Interleukin‐6 Trans‐Signalling in Chronic Inflammation and Cancer

• Published in: Scandinavian journal of immunology Vol. 63; no. 5; pp. 321 - 329
• Main Authors: Scheller, J., Ohnesorge, N., Rose‐John, S.
• Format: Journal Article
• Language: English
• Published: Oxford, UK; Malden, USA Blackwell Publishing Ltd 01.05.2006; Wiley Subscription Services, Inc
• Subjects: Animals; Cell Membrane - immunology; Cell Membrane - metabolism; Chronic Disease; Colonic Neoplasms - immunology; Humans; Inflammation - immunology; Interleukin-6 - genetics; Interleukin-6 - metabolism; Interleukin-6 - physiology; Receptors, Interleukin-6 - genetics; Receptors, Interleukin-6 - metabolism; Receptors, Interleukin-6 - physiology; Signal Transduction; Solubility
• ISSN: 0300-9475; 1365-3083
• DOI: 10.1111/j.1365-3083.2006.01750.x

Interleukin‐6 (IL‐6) is a cytokine, which plays an important role in many chronic inflammatory diseases.
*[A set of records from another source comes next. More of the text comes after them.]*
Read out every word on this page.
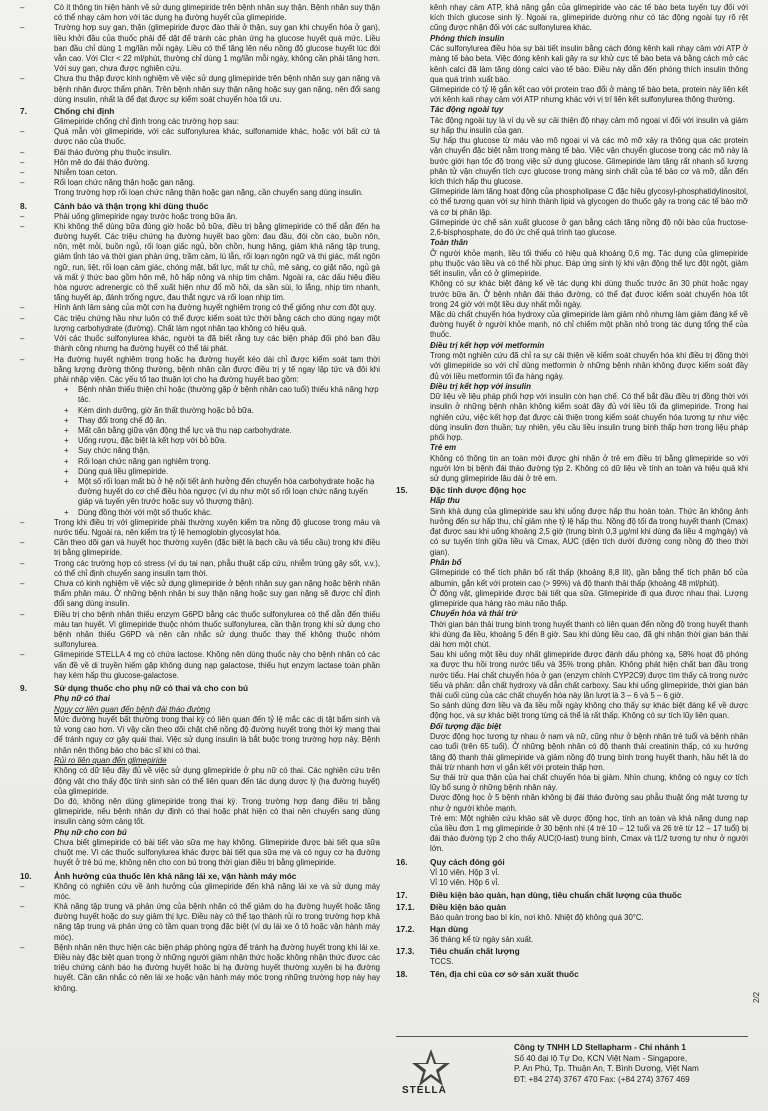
–	Có ít thông tin hiện hành về sử dụng glimepiride trên bệnh nhân suy thận. Bệnh nhân suy thận có thể nhạy cảm hơn với tác dụng hạ đường huyết của glimepiride.
–	Trường hợp suy gan, thận (glimepiride được đào thải ở thận, suy gan khi chuyển hóa ở gan), liều khởi đầu của thuốc phải để dặt để tránh các phản ứng hạ glucose huyết quá mức. Liều ban đầu chỉ dùng 1 mg/lần mỗi ngày. Liều có thể tăng lên nếu nồng độ glucose huyết lúc đói vẫn cao. Với Clcr < 22 ml/phút, thường chỉ dùng 1 mg/lần mỗi ngày, không cần phải tăng hơn. Với suy gan, chưa được nghiên cứu.
–	Chưa thu thập được kinh nghiệm về việc sử dụng glimepiride trên bệnh nhân suy gan nặng và bệnh nhân được thẩm phân. Trên bệnh nhân suy thận nặng hoặc suy gan nặng, nên đổi sang dùng insulin, nhất là để đạt được sự kiểm soát chuyển hóa tối ưu.
7.	Chống chỉ định
Glimepiride chống chỉ định trong các trường hợp sau:
–	Quá mẫn với glimepiride, với các sulfonylurea khác, sulfonamide khác, hoặc với bất cứ tá dược nào của thuốc.
–	Đái tháo đường phụ thuộc insulin.
–	Hôn mê do đái tháo đường.
–	Nhiễm toan ceton.
–	Rối loạn chức năng thận hoặc gan nặng.
Trong trường hợp rối loạn chức năng thận hoặc gan nặng, cần chuyển sang dùng insulin.
8.	Cảnh báo và thận trọng khi dùng thuốc
–	Phải uống glimepiride ngay trước hoặc trong bữa ăn.
–	Khi không thể dùng bữa đúng giờ hoặc bỏ bữa, điều trị bằng glimepiride có thể dẫn đến hạ đường huyết. Các triệu chứng hạ đường huyết bao gồm: đau đầu, đói cồn cào, buồn nôn, nôn, mệt mỏi, buồn ngủ, rối loạn giấc ngủ, bồn chồn, hung hăng, giảm khả năng tập trung, giảm tỉnh táo và thời gian phản ứng, trầm cảm, lú lẫn, rối loạn ngôn ngữ và thị giác, mất ngôn ngữ, run, liệt, rối loạn cảm giác, chóng mặt, bất lực, mất tự chủ, mê sảng, co giật não, ngủ gà và mất ý thức bao gồm hôn mê, hô hấp nông và nhịp tim chậm. Ngoài ra, các dấu hiệu điều hòa ngược adrenergic có thể xuất hiện như đổ mồ hôi, da sần sùi, lo lắng, nhịp tim nhanh, tăng huyết áp, đánh trống ngực, đau thắt ngực và rối loạn nhịp tim.
–	Hình ảnh lâm sàng của một cơn hạ đường huyết nghiêm trọng có thể giống như cơn đột quỵ.
–	Các triệu chứng hầu như luôn có thể được kiểm soát tức thời bằng cách cho dùng ngay một lượng carbohydrate (đường). Chất làm ngọt nhân tạo không có hiệu quả.
–	Với các thuốc sulfonylurea khác, người ta đã biết rằng tuy các biện pháp đối phó ban đầu thành công nhưng hạ đường huyết có thể tái phát.
–	Hạ đường huyết nghiêm trọng hoặc hạ đường huyết kéo dài chỉ được kiểm soát tạm thời bằng lượng đường thông thường, bệnh nhân cần được điều trị y tế ngay lập tức và đôi khi phải nhập viện. Các yếu tố tạo thuận lợi cho hạ đường huyết bao gồm:
+	Bệnh nhân thiếu thiện chí hoặc (thường gặp ở bệnh nhân cao tuổi) thiếu khả năng hợp tác.
+	Kém dinh dưỡng, giờ ăn thất thường hoặc bỏ bữa.
+	Thay đổi trong chế độ ăn.
+	Mất cân bằng giữa vận động thể lực và thu nạp carbohydrate.
+	Uống rượu, đặc biệt là kết hợp với bỏ bữa.
+	Suy chức năng thận.
+	Rối loạn chức năng gan nghiêm trọng.
+	Dùng quá liều glimepiride.
+	Một số rối loạn mất bù ở hệ nội tiết ảnh hưởng đến chuyển hóa carbohydrate hoặc hạ đường huyết do cơ chế điều hòa ngược (ví dụ như một số rối loạn chức năng tuyến giáp và tuyến yên trước hoặc suy vỏ thượng thận).
+	Dùng đồng thời với một số thuốc khác.
–	Trong khi điều trị với glimepiride phải thường xuyên kiểm tra nồng độ glucose trong máu và nước tiểu. Ngoài ra, nên kiểm tra tỷ lệ hemoglobin glycosylat hóa.
–	Cần theo dõi gan và huyết học thường xuyên (đặc biệt là bạch cầu và tiểu cầu) trong khi điều trị bằng glimepiride.
–	Trong các trường hợp có stress (ví dụ tai nạn, phẫu thuật cấp cứu, nhiễm trùng gây sốt, v.v.), có thể chỉ định chuyển sang insulin tạm thời.
–	Chưa có kinh nghiệm về việc sử dụng glimepiride ở bệnh nhân suy gan nặng hoặc bệnh nhân thẩm phân máu. Ở những bệnh nhân bị suy thận nặng hoặc suy gan nặng sẽ được chỉ định đổi sang dùng insulin.
–	Điều trị cho bệnh nhân thiếu enzym G6PD bằng các thuốc sulfonylurea có thể dẫn đến thiếu máu tan huyết. Vì glimepiride thuộc nhóm thuốc sulfonylurea, cần thận trọng khi sử dụng cho bệnh nhân thiếu G6PD và nên cân nhắc sử dụng thuốc thay thế không thuộc nhóm sulfonylurea.
–	Glimepiride STELLA 4 mg có chứa lactose. Không nên dùng thuốc này cho bệnh nhân có các vấn đề về di truyền hiếm gặp không dung nạp galactose, thiếu hụt enzym lactase toàn phần hay kém hấp thu glucose-galactose.
9.	Sử dụng thuốc cho phụ nữ có thai và cho con bú
Phụ nữ có thai
Nguy cơ liên quan đến bệnh đái tháo đường
Mức đường huyết bất thường trong thai kỳ có liên quan đến tỷ lệ mắc các dị tật bẩm sinh và tử vong cao hơn. Vì vậy cần theo dõi chặt chẽ nồng độ đường huyết trong thời kỳ mang thai để tránh nguy cơ gây quái thai. Việc sử dụng insulin là bắt buộc trong trường hợp này. Bệnh nhân nên thông báo cho bác sĩ khi có thai.
Rủi ro liên quan đến glimepiride
Không có dữ liệu đầy đủ về việc sử dụng glimepiride ở phụ nữ có thai. Các nghiên cứu trên động vật cho thấy độc tính sinh sản có thể liên quan đến tác dụng dược lý (hạ đường huyết) của glimepiride.
Do đó, không nên dùng glimepiride trong thai kỳ. Trong trường hợp đang điều trị bằng glimepiride, nếu bệnh nhân dự định có thai hoặc phát hiện có thai nên chuyển sang dùng insulin càng sớm càng tốt.
Phụ nữ cho con bú
Chưa biết glimepiride có bài tiết vào sữa mẹ hay không. Glimepiride được bài tiết qua sữa chuột mẹ. Vì các thuốc sulfonylurea khác được bài tiết qua sữa mẹ và có nguy cơ hạ đường huyết ở trẻ bú mẹ, không nên cho con bú trong thời gian điều trị bằng glimepiride.
10.	Ảnh hưởng của thuốc lên khả năng lái xe, vận hành máy móc
–	Không có nghiên cứu về ảnh hưởng của glimepiride đến khả năng lái xe và sử dụng máy móc.
–	Khả năng tập trung và phản ứng của bệnh nhân có thể giảm do hạ đường huyết hoặc tăng đường huyết hoặc do suy giảm thị lực. Điều này có thể tạo thành rủi ro trong trường hợp khả năng tập trung và phản ứng có tầm quan trọng đặc biệt (ví dụ lái xe ô tô hoặc vận hành máy móc).
–	Bệnh nhân nên thực hiện các biện pháp phòng ngừa để tránh hạ đường huyết trong khi lái xe. Điều này đặc biệt quan trọng ở những người giảm nhận thức hoặc không nhận thức được các triệu chứng cảnh báo hạ đường huyết hoặc bị hạ đường huyết thường xuyên bị hạ đường huyết. Cần cân nhắc có nên lái xe hoặc vận hành máy móc trong những trường hợp này hay không.
kênh nhạy cảm ATP, khả năng gắn của glimepiride vào các tế bào beta tuyến tụy đối với kích thích glucose sinh lý. Ngoài ra, glimepiride dường như có tác động ngoài tụy rõ rệt cũng được nhận đối với các sulfonylurea khác.
Phóng thích insulin
Các sulfonylurea điều hòa sự bài tiết insulin bằng cách đóng kênh kali nhạy cảm với ATP ở màng tế bào beta. Việc đóng kênh kali gây ra sự khử cực tế bào beta và bằng cách mở các kênh calci đã làm tăng dòng calci vào tế bào. Điều này dẫn đến phóng thích insulin thông qua quá trình xuất bào.
Glimepiride có tỷ lệ gắn kết cao với protein trao đổi ở màng tế bào beta, protein này liên kết với kênh kali nhạy cảm với ATP nhưng khác với vị trí liên kết sulfonylurea thông thường.
Tác động ngoài tụy
Tác động ngoài tụy là ví dụ về sự cải thiện độ nhạy cảm mô ngoại vi đối với insulin và giảm sự hấp thu insulin của gan.
Sự hấp thu glucose từ máu vào mô ngoại vi và các mô mỡ xảy ra thông qua các protein vận chuyển đặc biệt nằm trong màng tế bào. Việc vận chuyển glucose trong các mô này là bước giới hạn tốc độ trong việc sử dụng glucose. Glimepiride làm tăng rất nhanh số lượng phân tử vận chuyển tích cực glucose trong màng sinh chất của tế bào cơ và mỡ, dẫn đến kích thích hấp thu glucose.
Glimepiride làm tăng hoạt động của phospholipase C đặc hiệu glycosyl-phosphatidylinositol, có thể tương quan với sự hình thành lipid và glycogen do thuốc gây ra trong các tế bào mỡ và cơ bị phân lập.
Glimepiride ức chế sản xuất glucose ở gan bằng cách tăng nồng độ nội bào của fructose-2,6-bisphosphate, do đó ức chế quá trình tạo glucose.
Toàn thân
Ở người khỏe mạnh, liều tối thiểu có hiệu quả khoảng 0,6 mg. Tác dụng của glimepiride phụ thuộc vào liều và có thể hồi phục. Đáp ứng sinh lý khi vận động thể lực đột ngột, giảm tiết insulin, vẫn có ở glimepiride.
Không có sự khác biệt đáng kể về tác dụng khi dùng thuốc trước ăn 30 phút hoặc ngay trước bữa ăn. Ở bệnh nhân đái tháo đường, có thể đạt được kiểm soát chuyển hóa tốt trong 24 giờ với một liều duy nhất mỗi ngày.
Mặc dù chất chuyển hóa hydroxy của glimepiride làm giảm nhỏ nhưng làm giảm đáng kể về đường huyết ở người khỏe mạnh, nó chỉ chiếm một phần nhỏ trong tác dụng tổng thể của thuốc.
Điều trị kết hợp với metformin
Trong một nghiên cứu đã chỉ ra sự cải thiện về kiểm soát chuyển hóa khi điều trị đồng thời với glimepiride so với chỉ dùng metformin ở những bệnh nhân không được kiểm soát đầy đủ với liều metformin tối đa hàng ngày.
Điều trị kết hợp với insulin
Dữ liệu về liệu pháp phối hợp với insulin còn hạn chế. Có thể bắt đầu điều trị đồng thời với insulin ở những bệnh nhân không kiểm soát đầy đủ với liều tối đa glimepiride. Trong hai nghiên cứu, việc kết hợp đạt được cải thiện trong kiểm soát chuyển hóa tương tự như việc dùng insulin đơn thuần; tuy nhiên, yêu cầu liều insulin trung bình thấp hơn trong liệu pháp phối hợp.
Trẻ em
Không có thông tin an toàn mới được ghi nhận ở trẻ em điều trị bằng glimepiride so với người lớn bị bệnh đái tháo đường týp 2. Không có dữ liệu về tính an toàn và hiệu quả khi sử dụng glimepiride lâu dài ở trẻ em.
15.	Đặc tính dược động học
Hấp thu
Sinh khả dụng của glimepiride sau khi uống được hấp thu hoàn toàn. Thức ăn không ảnh hưởng đến sự hấp thu, chỉ giảm nhẹ tỷ lệ hấp thu. Nồng độ tối đa trong huyết thanh (Cmax) đạt được sau khi uống khoảng 2,5 giờ (trung bình 0,3 μg/ml khi dùng đa liều 4 mg/ngày) và có sự tuyến tính giữa liều và Cmax, AUC (diện tích dưới đường cong nồng độ theo thời gian).
Phân bố
Glimepiride có thể tích phân bố rất thấp (khoảng 8,8 lít), gần bằng thể tích phân bố của albumin, gắn kết với protein cao (> 99%) và độ thanh thải thấp (khoảng 48 ml/phút).
Ở động vật, glimepiride được bài tiết qua sữa. Glimepiride đi qua được nhau thai. Lượng glimepiride qua hàng rào máu não thấp.
Chuyển hóa và thải trừ
Thời gian bán thải trung bình trong huyết thanh có liên quan đến nồng độ trong huyết thanh khi dùng đa liều, khoảng 5 đến 8 giờ. Sau khi dùng liều cao, đã ghi nhận thời gian bán thải dài hơn một chút.
Sau khi uống một liều duy nhất glimepiride được đánh dấu phóng xạ, 58% hoạt độ phóng xạ được thu hồi trong nước tiểu và 35% trong phân. Không phát hiện chất ban đầu trong nước tiểu. Hai chất chuyển hóa ở gan (enzym chính CYP2C9) được tìm thấy cả trong nước tiểu và phân: dẫn chất hydroxy và dẫn chất carboxy. Sau khi uống glimepiride, thời gian bán thải cuối cùng của các chất chuyển hóa này lần lượt là 3 – 6 và 5 – 6 giờ.
So sánh dùng đơn liều và đa liều mỗi ngày không cho thấy sự khác biệt đáng kể về dược động học, và sự khác biệt trong từng cá thể là rất thấp. Không có sự tích lũy liên quan.
Đối tượng đặc biệt
Dược động học tương tự nhau ở nam và nữ, cũng như ở bệnh nhân trẻ tuổi và bệnh nhân cao tuổi (trên 65 tuổi). Ở những bệnh nhân có độ thanh thải creatinin thấp, có xu hướng tăng độ thanh thải glimepiride và giảm nồng độ trung bình trong huyết thanh, hầu hết là do thải trừ nhanh hơn vì gắn kết với protein thấp hơn.
Sự thải trừ qua thận của hai chất chuyển hóa bị giảm. Nhìn chung, không có nguy cơ tích lũy bổ sung ở những bệnh nhân này.
Dược động học ở 5 bệnh nhân không bị đái tháo đường sau phẫu thuật ống mật tương tự như ở người khỏe mạnh.
Trẻ em: Một nghiên cứu khảo sát về dược động học, tính an toàn và khả năng dung nạp của liều đơn 1 mg glimepiride ở 30 bệnh nhi (4 trẻ 10 – 12 tuổi và 26 trẻ từ 12 – 17 tuổi) bị đái tháo đường týp 2 cho thấy AUC(0-last) trung bình, Cmax và t1/2 tương tự như ở người lớn.
16.	Quy cách đóng gói
Vỉ 10 viên. Hộp 3 vỉ.
Vỉ 10 viên. Hộp 6 vỉ.
17.	Điều kiện bảo quản, hạn dùng, tiêu chuẩn chất lượng của thuốc
17.1.	Điều kiện bảo quản
Bảo quản trong bao bì kín, nơi khô. Nhiệt độ không quá 30°C.
17.2.	Hạn dùng
36 tháng kể từ ngày sản xuất.
17.3.	Tiêu chuẩn chất lượng
TCCS.
18.	Tên, địa chỉ của cơ sở sản xuất thuốc
STELLA
Công ty TNHH LD Stellapharm - Chi nhánh 1
Số 40 đại lộ Tự Do, KCN Việt Nam - Singapore,
P. An Phú, Tp. Thuận An, T. Bình Dương, Việt Nam
ĐT: +84 274) 3767 470 Fax: (+84 274) 3767 469
2/2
IL‐6 belongs to a family of 10 cytokines, which all act via receptor complexes containing the cytokine receptor subunit gp130. On cells, IL‐6 first binds to a specific membrane‐bound IL‐6R and the complex of IL‐6 and IL‐6R interacts with gp130 leading to signal initiation. Whereas gp130 is widely expressed throughout the body, the IL‐6R is only found on some cells including hepatocytes and some leucocytes. A soluble form of the IL‐6R is an agonist capable of transmitting signals through interaction with the gp130 protein. In vivo, the IL‐6/soluble IL‐6R complex stimulates several types of target cells, which are unresponsive to IL‐6 alone, as they do not express the membrane‐bound IL‐6R. We have named this process trans‐signalling. We provided evidence that a soluble form of the IL‐6 family signalling receptor subunit gp130 is the natural inhibitor of IL‐6 trans‐signalling responses. We showed that in chronic inflammatory diseases such as inflammatory bowel disease, peritonitis, rheumatoid arthritis, asthma as well as in colon cancer, IL‐6 trans‐signalling is critically involved in the maintenance of the disease state. Moreover, in all these animal models, the progression of the disease can be interrupted by specifically interfering with IL‐6 trans‐signalling using recombinant‐soluble gp130Fc protein. The pathophysiologic mechanisms by which the IL‐6/soluble IL‐6R complex perpetuates the inflammatory state are discussed.